Я немедля взялся организовывать обратное путешествие и прибег к помощи сурового ночного портье, отнесшегося к сложившейся ситуации с удивительным сочувствием. Он обещал организовать мой отъезд как можно скорее и сдержал обещание. Через несколько часов у меня был билет на «Грампус», отплывавший из Лондона в Нью-Йорк двадцать первого июля. Сердечная тревога заставила улечься рано. В постели я перечел письма Сисси, надеясь, что это хоть немного подсластит сны. После я погасил свет и тут, в темноте, мне пришло в голову, сколь сильно может изменить чью-нибудь жизнь письмо, которое было отправлено, но так и не дошло до адресата.

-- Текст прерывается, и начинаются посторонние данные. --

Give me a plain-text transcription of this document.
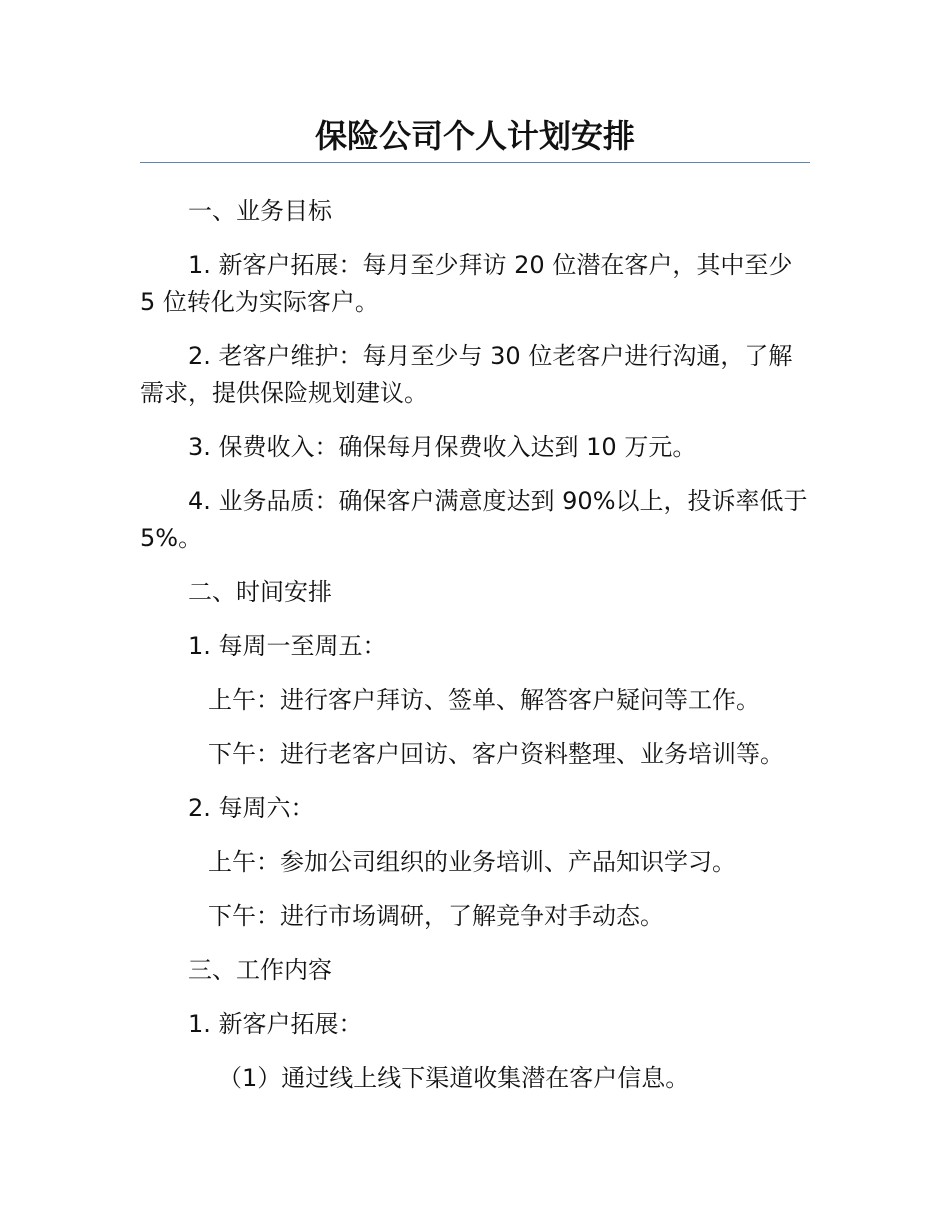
保险公司个人计划安排

一、业务目标

1. 新客户拓展：每月至少拜访 20 位潜在客户，其中至少 5 位转化为实际客户。

2. 老客户维护：每月至少与 30 位老客户进行沟通，了解需求，提供保险规划建议。

3. 保费收入：确保每月保费收入达到 10 万元。

4. 业务品质：确保客户满意度达到 90%以上，投诉率低于 5%。

二、时间安排

1. 每周一至周五：

上午：进行客户拜访、签单、解答客户疑问等工作。

下午：进行老客户回访、客户资料整理、业务培训等。

2. 每周六：

上午：参加公司组织的业务培训、产品知识学习。

下午：进行市场调研，了解竞争对手动态。

三、工作内容

1. 新客户拓展：

（1）通过线上线下渠道收集潜在客户信息。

Театр на Брод-стрит, Чарльстон
16 марта 1798 г.
Дорогая моя доченька!
Пишу эти строки в твой одиннадцатый день рождения – в день, который всегда был так дорог мне. К письму прилагаю прядь своих волос – на долгую память, в опасении, что нам с тобой осталось быть вместе не так долго, как хотелось бы. Будь ты постарше, я объяснила бы тебе все на словах, но, пока ты еще не подросла, оставлю это письмо тебе на будущее.
Для начала знай, что ты – весьма одаренная актриса. Каков талант очаровывать публику! Я сама имела некоторый успех на сцене, но ты намного превзойдешь меня, если выберешь это ремесло. Если так, надеюсь, твой талант сослужит тебе добрую службу и твоя театральная жизнь будет радостной, потому что обычно она нелегка.
А теперь пора перейти к менее приятным предметам. Приложенный к письму ключ отпирает шкатулку, которую тебе передадут на твое шестнадцатилетие, если я не доживу до этого радостного дня. Внутри хранятся письма, написанные в ужасные времена нашей жизни в Англии. Они объясняют кончину твоего отца. Если и мне случится умереть внезапно, эти письма откроют виновного в моей смерти.
Этот ящик Пандоры содержит и другие письма, которые следовало предать огню еще в Англии, но у меня просто не поднялась рука, ведь письма эти – все, что осталось мне на память о твоем отце. Тоска о прошлом – опасное чувство, и потому я часто читала их, чтобы не забывать, как странны и причудливы были повороты моего жизненного пути. Если судьба распорядится так, что эти письма окажутся в шкатулке после моей смерти, умоляю тебя: уничтожь их, не читая. Мне больно от мысли, что ты отвратишься от меня по какой бы то ни было причине. Уверена, что ты, как хорошая дочь, отнесешься к этой просьбе с уважением.
Элиза, дорогая, никогда не сомневайся в моей любви к тебе. Если я не по собственной воле покину тебя, твой отчим и твой талант позаботятся о тебе. На случай же, если несчастье постигнет и отчима, мистер Ашер и миссис Сноуден обещали взять тебя под свое крыло.